Today, infectious diseases are the third-leading cause of death in the United States and even the second leading cause of death worldwide. The number of effective therapeutic measures against serious life-threatening bacterial and fungal infections has fallen dramatically because of multi-drug resistance of the invasive pathogens. Especially for children, elderly persons and immuno-suppressed patients, the situation is extremely threatening. Infections with multi-drug resistant microbes in hospitals (nosocomial infections) have become increasingly common and triggered numerous problems, with about 9 million cases worldwide and a mortality rate of around 4.5%. The follow-up costs for therapies are enormous because most of the infections appear at intensive care or post-operative areas and lead to distinctly lengthier hospitalization. A prevalence study of infections in 17 European countries has highlighted the most common hospital-acquired infections: pneumonia (40%), other respiratory tract infections (18%), urinary tract infections (18%), wound infections (12%), sepsis (8%) and other infections (4%) (source: EPIC 2006). Pneumonia, MRSA wound and blood infections and respiratory virus infections are the major problems that must be solved. Unfortunately, this issue goes beyond the hospital environment. In the recent years, numerous disease outbreaks appeared after hospitalization, resistant pathogens were transferred as dormant stowaways to a broader population. Combined with today’s increasing international mobility, this has spread dangerous pathogens worldwide.

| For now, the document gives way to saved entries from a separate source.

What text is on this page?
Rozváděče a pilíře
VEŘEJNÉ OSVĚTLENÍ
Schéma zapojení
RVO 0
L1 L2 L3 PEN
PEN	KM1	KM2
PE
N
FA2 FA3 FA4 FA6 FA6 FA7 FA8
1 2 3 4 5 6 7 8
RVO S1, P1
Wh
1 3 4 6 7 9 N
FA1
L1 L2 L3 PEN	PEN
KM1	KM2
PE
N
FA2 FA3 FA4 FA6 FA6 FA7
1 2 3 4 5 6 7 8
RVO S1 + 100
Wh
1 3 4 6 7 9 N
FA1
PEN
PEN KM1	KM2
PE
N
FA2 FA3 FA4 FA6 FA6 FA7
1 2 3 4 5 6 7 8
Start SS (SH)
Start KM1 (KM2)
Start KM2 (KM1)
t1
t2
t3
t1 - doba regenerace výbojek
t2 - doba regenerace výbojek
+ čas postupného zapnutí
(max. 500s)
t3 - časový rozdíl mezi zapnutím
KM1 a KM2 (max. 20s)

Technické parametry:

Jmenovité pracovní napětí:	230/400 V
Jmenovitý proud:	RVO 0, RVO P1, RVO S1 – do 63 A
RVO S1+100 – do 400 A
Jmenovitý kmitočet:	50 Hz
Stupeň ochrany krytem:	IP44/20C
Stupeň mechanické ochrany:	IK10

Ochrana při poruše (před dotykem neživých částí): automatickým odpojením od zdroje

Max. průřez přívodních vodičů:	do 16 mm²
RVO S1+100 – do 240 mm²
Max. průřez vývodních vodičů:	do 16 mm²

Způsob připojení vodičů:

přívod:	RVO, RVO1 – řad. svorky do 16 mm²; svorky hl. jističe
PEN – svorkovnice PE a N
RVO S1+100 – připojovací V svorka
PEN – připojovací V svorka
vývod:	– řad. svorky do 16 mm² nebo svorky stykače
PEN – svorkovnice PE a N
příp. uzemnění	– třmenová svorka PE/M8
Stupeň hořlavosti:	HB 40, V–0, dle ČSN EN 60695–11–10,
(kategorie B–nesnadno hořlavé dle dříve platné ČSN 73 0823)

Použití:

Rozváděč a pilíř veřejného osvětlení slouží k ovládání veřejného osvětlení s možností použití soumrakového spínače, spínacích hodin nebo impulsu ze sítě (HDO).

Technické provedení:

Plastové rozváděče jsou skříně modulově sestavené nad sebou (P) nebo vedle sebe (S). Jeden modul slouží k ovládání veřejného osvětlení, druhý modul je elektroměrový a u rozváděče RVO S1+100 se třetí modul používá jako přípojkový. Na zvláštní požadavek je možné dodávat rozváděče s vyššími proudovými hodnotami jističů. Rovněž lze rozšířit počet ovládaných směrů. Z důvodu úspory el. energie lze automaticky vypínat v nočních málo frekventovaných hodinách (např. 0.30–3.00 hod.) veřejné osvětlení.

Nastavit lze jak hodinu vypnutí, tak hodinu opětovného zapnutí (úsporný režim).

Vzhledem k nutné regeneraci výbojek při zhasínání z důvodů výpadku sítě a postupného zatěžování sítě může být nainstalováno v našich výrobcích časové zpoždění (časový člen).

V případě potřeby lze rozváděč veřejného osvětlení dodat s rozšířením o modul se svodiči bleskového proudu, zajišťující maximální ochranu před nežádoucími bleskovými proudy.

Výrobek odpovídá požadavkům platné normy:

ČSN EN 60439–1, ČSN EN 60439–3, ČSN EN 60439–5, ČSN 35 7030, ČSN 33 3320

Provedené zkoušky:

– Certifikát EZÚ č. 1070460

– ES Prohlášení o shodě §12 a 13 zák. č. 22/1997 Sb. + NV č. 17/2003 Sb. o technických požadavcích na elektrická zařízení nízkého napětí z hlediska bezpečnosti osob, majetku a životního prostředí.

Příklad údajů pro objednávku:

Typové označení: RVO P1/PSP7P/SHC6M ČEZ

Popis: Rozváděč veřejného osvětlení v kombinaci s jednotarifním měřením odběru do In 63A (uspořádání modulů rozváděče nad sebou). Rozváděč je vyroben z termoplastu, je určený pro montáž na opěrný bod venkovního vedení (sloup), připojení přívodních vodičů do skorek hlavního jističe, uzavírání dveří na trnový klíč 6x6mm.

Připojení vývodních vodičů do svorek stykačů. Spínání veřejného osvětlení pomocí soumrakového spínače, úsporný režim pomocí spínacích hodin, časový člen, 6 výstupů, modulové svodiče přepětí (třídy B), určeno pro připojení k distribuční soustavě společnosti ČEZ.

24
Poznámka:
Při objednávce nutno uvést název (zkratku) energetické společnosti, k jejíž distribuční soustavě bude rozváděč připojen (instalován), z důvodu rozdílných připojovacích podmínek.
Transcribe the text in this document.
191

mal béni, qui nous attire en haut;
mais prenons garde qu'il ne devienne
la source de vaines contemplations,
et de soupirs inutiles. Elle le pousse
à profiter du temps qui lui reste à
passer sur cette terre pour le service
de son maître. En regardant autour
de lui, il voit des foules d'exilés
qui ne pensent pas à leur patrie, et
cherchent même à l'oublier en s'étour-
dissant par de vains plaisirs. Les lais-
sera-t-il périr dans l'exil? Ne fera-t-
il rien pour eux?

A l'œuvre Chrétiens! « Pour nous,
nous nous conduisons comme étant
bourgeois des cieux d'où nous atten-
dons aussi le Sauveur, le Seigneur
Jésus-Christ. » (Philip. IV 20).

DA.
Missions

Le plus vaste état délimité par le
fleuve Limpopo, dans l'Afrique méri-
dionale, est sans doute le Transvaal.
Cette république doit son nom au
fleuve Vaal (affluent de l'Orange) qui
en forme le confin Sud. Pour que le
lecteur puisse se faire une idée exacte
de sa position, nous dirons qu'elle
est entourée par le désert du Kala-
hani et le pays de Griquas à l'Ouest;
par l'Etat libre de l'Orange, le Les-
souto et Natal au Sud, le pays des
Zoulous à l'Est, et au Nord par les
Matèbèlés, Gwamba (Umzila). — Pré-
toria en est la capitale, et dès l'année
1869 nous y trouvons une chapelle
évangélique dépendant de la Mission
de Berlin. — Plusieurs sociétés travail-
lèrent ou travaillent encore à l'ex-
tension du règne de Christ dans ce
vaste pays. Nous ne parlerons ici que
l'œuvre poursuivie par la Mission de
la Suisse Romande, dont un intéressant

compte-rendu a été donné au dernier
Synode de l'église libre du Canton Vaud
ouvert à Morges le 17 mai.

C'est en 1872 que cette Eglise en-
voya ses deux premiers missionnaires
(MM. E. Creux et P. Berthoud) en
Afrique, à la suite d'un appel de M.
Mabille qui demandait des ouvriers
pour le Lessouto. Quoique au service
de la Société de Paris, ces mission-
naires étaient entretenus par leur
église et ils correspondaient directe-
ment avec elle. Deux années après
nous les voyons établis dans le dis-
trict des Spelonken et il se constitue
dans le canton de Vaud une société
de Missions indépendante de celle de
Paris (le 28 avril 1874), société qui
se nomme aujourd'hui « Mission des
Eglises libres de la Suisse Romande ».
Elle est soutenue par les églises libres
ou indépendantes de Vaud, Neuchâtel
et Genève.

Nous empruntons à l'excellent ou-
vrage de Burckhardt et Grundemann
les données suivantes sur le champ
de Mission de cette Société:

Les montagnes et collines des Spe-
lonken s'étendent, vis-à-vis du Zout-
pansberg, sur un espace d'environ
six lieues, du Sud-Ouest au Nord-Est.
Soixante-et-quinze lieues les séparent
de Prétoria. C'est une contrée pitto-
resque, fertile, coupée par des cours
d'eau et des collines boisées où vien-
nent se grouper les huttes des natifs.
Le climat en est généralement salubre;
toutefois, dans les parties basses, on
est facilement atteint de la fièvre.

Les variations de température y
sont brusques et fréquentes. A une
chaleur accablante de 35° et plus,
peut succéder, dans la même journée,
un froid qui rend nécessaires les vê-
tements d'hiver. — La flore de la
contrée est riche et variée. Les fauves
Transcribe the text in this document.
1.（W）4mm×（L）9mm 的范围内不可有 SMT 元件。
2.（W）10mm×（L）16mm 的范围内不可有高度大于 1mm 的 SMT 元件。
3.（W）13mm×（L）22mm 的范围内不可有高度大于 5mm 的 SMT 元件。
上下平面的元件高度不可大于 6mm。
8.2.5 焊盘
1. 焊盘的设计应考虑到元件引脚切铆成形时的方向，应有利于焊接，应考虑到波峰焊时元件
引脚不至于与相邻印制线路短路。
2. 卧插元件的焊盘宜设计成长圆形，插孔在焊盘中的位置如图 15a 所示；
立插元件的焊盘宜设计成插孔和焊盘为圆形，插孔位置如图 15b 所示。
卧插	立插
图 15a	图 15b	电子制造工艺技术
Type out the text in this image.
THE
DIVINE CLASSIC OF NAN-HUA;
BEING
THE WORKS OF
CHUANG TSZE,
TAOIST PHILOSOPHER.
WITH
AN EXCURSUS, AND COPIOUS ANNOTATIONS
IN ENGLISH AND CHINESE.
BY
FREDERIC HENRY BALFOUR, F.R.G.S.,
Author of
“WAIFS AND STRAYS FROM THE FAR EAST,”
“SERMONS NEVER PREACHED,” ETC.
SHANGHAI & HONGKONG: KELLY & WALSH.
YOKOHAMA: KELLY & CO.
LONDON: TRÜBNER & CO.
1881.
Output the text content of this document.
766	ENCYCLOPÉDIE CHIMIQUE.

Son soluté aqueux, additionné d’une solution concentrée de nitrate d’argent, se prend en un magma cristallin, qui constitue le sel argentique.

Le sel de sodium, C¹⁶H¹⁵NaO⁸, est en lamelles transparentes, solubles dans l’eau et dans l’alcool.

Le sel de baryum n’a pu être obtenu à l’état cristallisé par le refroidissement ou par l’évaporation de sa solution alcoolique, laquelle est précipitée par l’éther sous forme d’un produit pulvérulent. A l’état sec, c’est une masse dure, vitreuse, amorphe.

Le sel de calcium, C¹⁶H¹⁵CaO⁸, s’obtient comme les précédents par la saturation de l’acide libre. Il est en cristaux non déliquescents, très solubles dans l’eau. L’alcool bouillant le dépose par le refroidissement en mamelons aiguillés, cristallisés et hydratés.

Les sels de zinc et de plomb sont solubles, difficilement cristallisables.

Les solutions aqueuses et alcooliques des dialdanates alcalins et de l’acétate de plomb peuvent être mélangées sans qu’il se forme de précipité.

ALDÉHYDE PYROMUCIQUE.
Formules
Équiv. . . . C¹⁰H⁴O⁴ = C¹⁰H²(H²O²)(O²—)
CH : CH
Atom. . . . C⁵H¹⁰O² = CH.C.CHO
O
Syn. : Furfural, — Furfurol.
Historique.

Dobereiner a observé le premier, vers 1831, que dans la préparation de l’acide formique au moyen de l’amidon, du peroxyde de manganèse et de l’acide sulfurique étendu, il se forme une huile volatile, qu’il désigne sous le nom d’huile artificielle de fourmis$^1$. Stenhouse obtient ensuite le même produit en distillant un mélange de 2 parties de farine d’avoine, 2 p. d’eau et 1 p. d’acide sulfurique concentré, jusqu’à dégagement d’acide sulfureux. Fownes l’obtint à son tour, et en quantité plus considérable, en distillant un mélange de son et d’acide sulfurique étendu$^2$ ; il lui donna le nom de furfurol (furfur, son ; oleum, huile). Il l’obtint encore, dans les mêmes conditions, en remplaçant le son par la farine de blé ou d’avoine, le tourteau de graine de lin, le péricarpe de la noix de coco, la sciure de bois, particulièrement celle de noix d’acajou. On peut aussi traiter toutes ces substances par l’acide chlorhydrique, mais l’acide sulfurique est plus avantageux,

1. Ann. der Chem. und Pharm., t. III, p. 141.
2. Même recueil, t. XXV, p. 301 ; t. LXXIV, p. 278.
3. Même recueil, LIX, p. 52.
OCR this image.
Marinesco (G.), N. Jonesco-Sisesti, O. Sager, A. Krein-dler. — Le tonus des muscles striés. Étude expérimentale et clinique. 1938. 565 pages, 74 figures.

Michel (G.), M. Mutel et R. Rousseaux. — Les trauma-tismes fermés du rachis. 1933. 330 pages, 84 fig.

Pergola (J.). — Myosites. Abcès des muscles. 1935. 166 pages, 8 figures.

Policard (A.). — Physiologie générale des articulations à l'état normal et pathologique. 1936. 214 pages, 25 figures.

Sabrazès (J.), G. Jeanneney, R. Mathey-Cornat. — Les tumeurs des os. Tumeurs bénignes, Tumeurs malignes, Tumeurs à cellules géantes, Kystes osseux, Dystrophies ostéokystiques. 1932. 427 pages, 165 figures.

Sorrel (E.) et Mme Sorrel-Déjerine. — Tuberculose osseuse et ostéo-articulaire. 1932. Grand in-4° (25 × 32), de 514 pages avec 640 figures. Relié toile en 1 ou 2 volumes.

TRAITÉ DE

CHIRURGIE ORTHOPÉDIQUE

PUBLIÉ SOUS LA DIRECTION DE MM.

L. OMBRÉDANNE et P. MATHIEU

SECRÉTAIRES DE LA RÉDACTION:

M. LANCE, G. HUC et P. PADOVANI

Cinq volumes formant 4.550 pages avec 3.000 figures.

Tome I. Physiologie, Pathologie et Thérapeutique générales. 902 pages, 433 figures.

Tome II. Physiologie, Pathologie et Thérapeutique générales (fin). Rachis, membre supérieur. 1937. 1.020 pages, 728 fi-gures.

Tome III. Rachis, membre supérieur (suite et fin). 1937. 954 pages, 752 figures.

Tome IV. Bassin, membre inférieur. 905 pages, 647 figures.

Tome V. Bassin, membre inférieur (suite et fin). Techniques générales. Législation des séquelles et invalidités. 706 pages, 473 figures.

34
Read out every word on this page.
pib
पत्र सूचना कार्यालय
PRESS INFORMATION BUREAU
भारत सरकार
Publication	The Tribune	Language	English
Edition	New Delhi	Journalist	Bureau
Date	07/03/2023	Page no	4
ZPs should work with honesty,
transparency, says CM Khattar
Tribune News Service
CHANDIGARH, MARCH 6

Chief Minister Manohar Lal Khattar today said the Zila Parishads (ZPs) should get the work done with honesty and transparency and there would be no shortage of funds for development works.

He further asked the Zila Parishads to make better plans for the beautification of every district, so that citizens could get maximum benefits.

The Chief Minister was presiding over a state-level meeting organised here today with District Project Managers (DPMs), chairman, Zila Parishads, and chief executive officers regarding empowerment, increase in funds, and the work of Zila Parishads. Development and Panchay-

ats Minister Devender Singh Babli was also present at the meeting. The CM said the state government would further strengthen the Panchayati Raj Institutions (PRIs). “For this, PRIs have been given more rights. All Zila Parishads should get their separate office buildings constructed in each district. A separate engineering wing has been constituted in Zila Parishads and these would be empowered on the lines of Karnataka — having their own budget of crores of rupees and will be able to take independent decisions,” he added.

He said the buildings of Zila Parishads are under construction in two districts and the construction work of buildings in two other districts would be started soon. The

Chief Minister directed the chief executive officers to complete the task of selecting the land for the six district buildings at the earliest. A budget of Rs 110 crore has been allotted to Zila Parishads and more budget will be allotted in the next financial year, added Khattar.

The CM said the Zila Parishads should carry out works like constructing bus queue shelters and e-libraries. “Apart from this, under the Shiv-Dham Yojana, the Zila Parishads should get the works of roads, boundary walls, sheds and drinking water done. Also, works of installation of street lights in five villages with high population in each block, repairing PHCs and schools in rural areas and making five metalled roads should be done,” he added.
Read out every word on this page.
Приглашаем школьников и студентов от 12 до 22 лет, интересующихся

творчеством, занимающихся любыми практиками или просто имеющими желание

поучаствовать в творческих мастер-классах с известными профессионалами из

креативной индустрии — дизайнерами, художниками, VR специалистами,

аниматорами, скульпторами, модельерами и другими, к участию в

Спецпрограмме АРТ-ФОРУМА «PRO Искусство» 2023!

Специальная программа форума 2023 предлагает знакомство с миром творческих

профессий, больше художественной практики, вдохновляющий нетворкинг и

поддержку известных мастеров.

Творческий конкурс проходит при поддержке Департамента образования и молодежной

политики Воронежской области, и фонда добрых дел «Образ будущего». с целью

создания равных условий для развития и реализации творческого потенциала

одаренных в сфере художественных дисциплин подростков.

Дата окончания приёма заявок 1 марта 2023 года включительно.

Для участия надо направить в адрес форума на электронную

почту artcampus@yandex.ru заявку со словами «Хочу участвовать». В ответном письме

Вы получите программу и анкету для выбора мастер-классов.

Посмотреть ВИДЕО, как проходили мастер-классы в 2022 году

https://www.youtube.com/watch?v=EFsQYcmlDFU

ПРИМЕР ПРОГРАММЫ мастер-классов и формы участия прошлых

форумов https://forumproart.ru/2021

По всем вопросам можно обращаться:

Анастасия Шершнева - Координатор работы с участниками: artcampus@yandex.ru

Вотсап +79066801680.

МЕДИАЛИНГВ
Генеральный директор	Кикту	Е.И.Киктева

A critical point about infections is the fact that a drug’s activity ebbs from the very beginning of its market launch. According to the cause-and-effect chain, microbes develop defence strategies with every contact to the drug. The resistant genes are easily transferred from one germ to another, the genome reconstructs and, step-by-step, the microbes become resistant. According to the CDC (Center for Disease Control and Prevention), around 70% of nosocomial infections have become resistant to least towards one and up to 40% even against three common antibiotics. This means that a majority of effective drugs used in the past have totally lost their value and we talk now about a “post antibiotic era”. This, coupled with the rise of AMR, means that new antibiotics are urgently needed, and it is OxAG’s mission to fill this void.